Bir tarafın (işçinin) bağımlı olarak iş görmeyi, diğer tarafın (işverenin) da buna mukabil ücret ödemeyi taahhüt ederek anlaşmaya varıldığı sözleşme iş sözleşmesidir. Bu tanım 4857 sayılı İş Kanunu’nun 8. maddesinin birinci fıkrasında aynen mevcuttur. İş sözleşmesinin tarafları, sözleşmeyi Kanun hükümleri ile getirilen sınırlamalar saklı kalmak kaydıyla ihtiyaçlarına uygun türde düzenleyebilirler. Bu doğrultuda iş sözleşmesini belirli veya belirsiz süreli olarak da yapabilirler. Ancak her ne kadar yapılan sözleşme tüm özel hukuk ilişkilerinde geçerli olan sözleşme özgürlüğü ilkesine sahip olsa da yapılan sözleşmelerde bilhassa işçi aleyhine bir hüküm doğurmaması için 4857 sayılı İş Kanunu’nda belirli süreli iş sözleşmesinin objektif bir nedene dayanması gerektiği belirtilmiştir. Zira belirli süreli iş sözleşmesi ile belirsiz süreli iş sözleşmesinde, sözleşmenin sona ermesinde ve buna bağlanan sonuçlarda farklılık bulunmaktadır.

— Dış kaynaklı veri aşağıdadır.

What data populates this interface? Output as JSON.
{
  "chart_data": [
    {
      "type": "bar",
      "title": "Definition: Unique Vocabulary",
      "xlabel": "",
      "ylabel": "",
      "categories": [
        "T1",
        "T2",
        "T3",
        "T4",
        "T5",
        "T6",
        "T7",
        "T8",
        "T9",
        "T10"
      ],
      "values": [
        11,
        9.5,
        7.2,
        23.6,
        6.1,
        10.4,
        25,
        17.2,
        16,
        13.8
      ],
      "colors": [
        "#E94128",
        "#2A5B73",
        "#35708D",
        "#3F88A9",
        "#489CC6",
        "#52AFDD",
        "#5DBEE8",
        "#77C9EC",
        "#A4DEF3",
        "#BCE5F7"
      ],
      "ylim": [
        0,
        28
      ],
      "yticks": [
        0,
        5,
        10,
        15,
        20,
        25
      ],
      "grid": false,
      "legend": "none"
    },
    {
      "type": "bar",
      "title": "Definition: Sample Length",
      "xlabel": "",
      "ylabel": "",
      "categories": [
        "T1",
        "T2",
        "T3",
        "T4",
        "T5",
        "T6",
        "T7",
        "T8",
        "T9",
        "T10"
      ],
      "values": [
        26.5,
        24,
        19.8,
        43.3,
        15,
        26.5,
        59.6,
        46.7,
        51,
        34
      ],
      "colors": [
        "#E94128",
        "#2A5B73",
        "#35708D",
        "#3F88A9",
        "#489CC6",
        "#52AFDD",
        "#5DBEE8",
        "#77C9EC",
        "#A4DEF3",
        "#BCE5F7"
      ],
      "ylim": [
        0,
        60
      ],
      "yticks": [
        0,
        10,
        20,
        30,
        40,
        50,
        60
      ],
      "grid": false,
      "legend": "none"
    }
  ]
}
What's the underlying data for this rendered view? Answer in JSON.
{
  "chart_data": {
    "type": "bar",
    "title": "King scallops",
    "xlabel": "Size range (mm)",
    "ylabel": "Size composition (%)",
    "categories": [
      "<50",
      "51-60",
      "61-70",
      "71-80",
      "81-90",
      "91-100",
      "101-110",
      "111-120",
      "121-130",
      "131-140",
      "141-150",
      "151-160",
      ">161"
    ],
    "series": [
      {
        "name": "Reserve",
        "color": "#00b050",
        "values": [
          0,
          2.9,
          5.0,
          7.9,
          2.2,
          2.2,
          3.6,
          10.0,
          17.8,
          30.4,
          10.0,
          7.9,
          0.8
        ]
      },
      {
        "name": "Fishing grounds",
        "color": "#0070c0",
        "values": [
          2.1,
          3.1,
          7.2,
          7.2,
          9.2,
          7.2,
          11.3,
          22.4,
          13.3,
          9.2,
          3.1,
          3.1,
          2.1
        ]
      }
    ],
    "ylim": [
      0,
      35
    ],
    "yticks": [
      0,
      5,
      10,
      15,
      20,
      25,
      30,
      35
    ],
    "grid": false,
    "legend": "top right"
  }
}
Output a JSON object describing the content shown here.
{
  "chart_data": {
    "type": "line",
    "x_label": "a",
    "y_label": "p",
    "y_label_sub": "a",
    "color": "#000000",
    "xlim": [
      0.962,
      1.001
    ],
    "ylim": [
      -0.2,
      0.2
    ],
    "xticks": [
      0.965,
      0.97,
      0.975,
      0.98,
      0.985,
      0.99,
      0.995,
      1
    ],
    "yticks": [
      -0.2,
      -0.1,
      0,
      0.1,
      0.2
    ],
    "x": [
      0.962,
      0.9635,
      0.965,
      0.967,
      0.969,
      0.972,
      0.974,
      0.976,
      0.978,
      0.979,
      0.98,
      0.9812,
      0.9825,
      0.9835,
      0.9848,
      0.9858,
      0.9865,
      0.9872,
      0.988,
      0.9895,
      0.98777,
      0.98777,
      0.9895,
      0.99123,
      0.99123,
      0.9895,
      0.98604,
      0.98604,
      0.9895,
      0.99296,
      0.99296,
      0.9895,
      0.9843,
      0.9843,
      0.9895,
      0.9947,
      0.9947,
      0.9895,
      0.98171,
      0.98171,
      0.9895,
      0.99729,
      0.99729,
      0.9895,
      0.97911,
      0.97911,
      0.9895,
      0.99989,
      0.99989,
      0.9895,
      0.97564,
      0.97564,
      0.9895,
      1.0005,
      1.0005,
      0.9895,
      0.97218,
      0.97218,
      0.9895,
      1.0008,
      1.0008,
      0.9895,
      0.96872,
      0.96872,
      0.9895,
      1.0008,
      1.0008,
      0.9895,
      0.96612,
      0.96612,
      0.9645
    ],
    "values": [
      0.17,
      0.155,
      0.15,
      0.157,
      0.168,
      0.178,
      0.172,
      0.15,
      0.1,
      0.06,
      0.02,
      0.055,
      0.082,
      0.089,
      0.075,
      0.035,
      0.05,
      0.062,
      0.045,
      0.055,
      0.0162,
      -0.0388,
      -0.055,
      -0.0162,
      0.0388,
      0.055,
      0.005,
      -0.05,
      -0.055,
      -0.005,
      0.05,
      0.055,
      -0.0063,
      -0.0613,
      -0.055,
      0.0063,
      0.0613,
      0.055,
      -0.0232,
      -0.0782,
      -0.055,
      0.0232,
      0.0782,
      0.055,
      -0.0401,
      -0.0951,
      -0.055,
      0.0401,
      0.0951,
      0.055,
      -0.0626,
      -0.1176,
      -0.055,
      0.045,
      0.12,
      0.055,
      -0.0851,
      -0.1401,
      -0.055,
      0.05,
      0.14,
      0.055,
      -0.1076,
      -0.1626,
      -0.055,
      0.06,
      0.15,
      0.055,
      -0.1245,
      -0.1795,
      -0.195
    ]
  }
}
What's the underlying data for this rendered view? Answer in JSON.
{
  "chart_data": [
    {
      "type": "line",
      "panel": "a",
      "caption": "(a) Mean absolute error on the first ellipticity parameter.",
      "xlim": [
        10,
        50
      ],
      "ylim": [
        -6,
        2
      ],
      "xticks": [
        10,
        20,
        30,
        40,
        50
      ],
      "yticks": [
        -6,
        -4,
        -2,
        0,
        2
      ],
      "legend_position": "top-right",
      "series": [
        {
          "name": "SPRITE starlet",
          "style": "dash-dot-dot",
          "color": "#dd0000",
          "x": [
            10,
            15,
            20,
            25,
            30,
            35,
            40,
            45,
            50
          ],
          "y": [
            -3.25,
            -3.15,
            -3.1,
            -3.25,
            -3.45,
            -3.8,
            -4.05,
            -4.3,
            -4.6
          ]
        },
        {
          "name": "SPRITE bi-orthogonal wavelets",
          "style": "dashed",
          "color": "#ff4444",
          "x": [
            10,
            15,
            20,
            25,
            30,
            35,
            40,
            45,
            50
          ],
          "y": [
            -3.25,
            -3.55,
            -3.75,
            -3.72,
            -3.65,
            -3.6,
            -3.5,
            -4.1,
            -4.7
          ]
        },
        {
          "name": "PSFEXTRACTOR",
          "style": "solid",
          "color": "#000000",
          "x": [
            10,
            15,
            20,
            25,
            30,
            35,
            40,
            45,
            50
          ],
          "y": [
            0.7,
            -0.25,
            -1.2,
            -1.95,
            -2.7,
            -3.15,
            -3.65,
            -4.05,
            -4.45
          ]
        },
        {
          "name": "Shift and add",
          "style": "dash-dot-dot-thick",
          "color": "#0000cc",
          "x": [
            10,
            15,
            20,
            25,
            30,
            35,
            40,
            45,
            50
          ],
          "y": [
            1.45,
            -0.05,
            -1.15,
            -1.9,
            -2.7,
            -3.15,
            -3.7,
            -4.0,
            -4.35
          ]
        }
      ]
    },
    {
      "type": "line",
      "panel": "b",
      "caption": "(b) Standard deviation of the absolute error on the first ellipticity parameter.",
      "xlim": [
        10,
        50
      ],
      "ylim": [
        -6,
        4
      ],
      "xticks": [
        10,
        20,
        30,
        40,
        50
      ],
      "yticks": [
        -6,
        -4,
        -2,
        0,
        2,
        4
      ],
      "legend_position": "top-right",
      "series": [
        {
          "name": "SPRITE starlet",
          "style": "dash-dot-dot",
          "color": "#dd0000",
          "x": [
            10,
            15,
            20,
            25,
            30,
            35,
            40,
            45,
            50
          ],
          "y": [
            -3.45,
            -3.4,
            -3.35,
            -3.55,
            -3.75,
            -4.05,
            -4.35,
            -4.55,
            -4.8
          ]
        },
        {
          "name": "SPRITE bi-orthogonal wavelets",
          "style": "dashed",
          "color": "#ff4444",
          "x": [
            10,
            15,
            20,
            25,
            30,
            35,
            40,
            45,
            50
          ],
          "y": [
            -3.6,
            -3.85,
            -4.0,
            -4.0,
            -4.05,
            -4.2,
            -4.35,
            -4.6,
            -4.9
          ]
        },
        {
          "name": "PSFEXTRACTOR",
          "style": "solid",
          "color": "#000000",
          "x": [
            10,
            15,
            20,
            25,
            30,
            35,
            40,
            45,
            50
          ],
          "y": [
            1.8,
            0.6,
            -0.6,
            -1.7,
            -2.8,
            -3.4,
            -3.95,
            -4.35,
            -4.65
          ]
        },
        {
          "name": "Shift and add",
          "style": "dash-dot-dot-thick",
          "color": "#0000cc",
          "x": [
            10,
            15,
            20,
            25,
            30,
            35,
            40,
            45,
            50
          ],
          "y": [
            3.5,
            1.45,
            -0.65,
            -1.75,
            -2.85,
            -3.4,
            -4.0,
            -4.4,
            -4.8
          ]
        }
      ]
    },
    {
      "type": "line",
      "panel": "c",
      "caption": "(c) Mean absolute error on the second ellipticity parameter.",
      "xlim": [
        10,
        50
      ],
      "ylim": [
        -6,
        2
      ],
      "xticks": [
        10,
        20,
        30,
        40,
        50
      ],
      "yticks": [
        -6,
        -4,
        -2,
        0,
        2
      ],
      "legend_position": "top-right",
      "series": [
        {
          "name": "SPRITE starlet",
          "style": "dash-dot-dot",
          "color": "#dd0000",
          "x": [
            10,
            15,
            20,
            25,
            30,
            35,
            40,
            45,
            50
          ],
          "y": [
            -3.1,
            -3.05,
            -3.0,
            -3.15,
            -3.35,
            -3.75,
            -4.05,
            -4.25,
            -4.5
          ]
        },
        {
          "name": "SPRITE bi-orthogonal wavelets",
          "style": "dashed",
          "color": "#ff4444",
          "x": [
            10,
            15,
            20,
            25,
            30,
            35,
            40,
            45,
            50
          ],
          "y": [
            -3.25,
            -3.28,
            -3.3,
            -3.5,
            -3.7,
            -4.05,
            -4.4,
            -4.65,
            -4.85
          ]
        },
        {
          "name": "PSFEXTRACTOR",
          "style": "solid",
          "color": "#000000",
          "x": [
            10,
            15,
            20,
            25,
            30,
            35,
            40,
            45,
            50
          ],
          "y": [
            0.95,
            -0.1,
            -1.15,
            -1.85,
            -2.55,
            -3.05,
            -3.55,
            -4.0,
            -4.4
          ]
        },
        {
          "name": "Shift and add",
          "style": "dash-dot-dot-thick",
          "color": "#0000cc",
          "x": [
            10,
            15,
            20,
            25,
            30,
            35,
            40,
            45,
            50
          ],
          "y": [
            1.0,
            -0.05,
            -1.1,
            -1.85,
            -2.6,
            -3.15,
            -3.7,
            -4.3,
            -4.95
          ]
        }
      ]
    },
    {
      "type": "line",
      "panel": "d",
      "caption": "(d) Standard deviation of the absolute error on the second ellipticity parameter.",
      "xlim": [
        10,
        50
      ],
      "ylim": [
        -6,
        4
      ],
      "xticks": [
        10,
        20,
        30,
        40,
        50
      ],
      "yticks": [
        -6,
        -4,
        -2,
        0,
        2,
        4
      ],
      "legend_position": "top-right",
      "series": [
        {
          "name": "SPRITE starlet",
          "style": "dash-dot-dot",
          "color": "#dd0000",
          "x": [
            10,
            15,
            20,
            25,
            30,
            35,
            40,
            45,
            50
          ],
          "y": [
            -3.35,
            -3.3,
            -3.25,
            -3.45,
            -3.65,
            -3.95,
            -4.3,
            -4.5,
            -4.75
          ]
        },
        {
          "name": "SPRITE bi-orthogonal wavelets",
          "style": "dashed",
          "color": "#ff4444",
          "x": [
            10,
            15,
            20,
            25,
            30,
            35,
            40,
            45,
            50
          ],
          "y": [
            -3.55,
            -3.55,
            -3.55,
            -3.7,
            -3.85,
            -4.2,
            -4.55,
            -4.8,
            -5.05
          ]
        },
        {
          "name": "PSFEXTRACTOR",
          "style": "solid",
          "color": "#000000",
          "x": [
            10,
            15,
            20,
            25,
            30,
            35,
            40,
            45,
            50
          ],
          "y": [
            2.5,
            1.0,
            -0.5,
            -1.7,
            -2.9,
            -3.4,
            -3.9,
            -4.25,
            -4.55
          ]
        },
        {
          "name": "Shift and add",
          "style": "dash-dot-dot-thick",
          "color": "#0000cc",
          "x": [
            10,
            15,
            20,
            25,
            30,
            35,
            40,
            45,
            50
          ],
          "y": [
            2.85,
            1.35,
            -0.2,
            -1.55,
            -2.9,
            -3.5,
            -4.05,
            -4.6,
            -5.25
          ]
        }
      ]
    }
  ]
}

Belirli ve belirsiz süreli iş sözleşmesi...
4857 sayılı İş Kanunu’nun 11. maddesinde belirli ve belirsiz süreli iş sözleşmeleri hüküm altına alınmıştır. Genel olarak; iş ilişkisinin sürekli bir ilişki olması hâline uygulamada sıkça rastlandığı için iş sözleşmeleri kural olarak belirsiz süreli yapılır; zira Kanun’da da bu kurala uygun olarak “İş ilişkisinin bir süreye bağlı olarak yapılmadığı hâlde sözleşme belirsiz süreli sayılır” hükmü mevcuttur.
Ancak bazı durumlarda —ki bu durumlar sözkonusu maddede tek tek sayılmıştır— belirli süreli iş sözleşmesi yapılmaktadır. Bu sebeple; kanun koyucu, sürenin taraflarca belirlendiği her durumda belirli süreli iş sözleşmesi bulunmasını, bu sözleşmenin bazı işçilik haklarını sınırlaması nedeniyle uygun görmemiş ve iş ilişkisinin süreye bağlanmasını objektif koşulların varlığına bağlamıştır.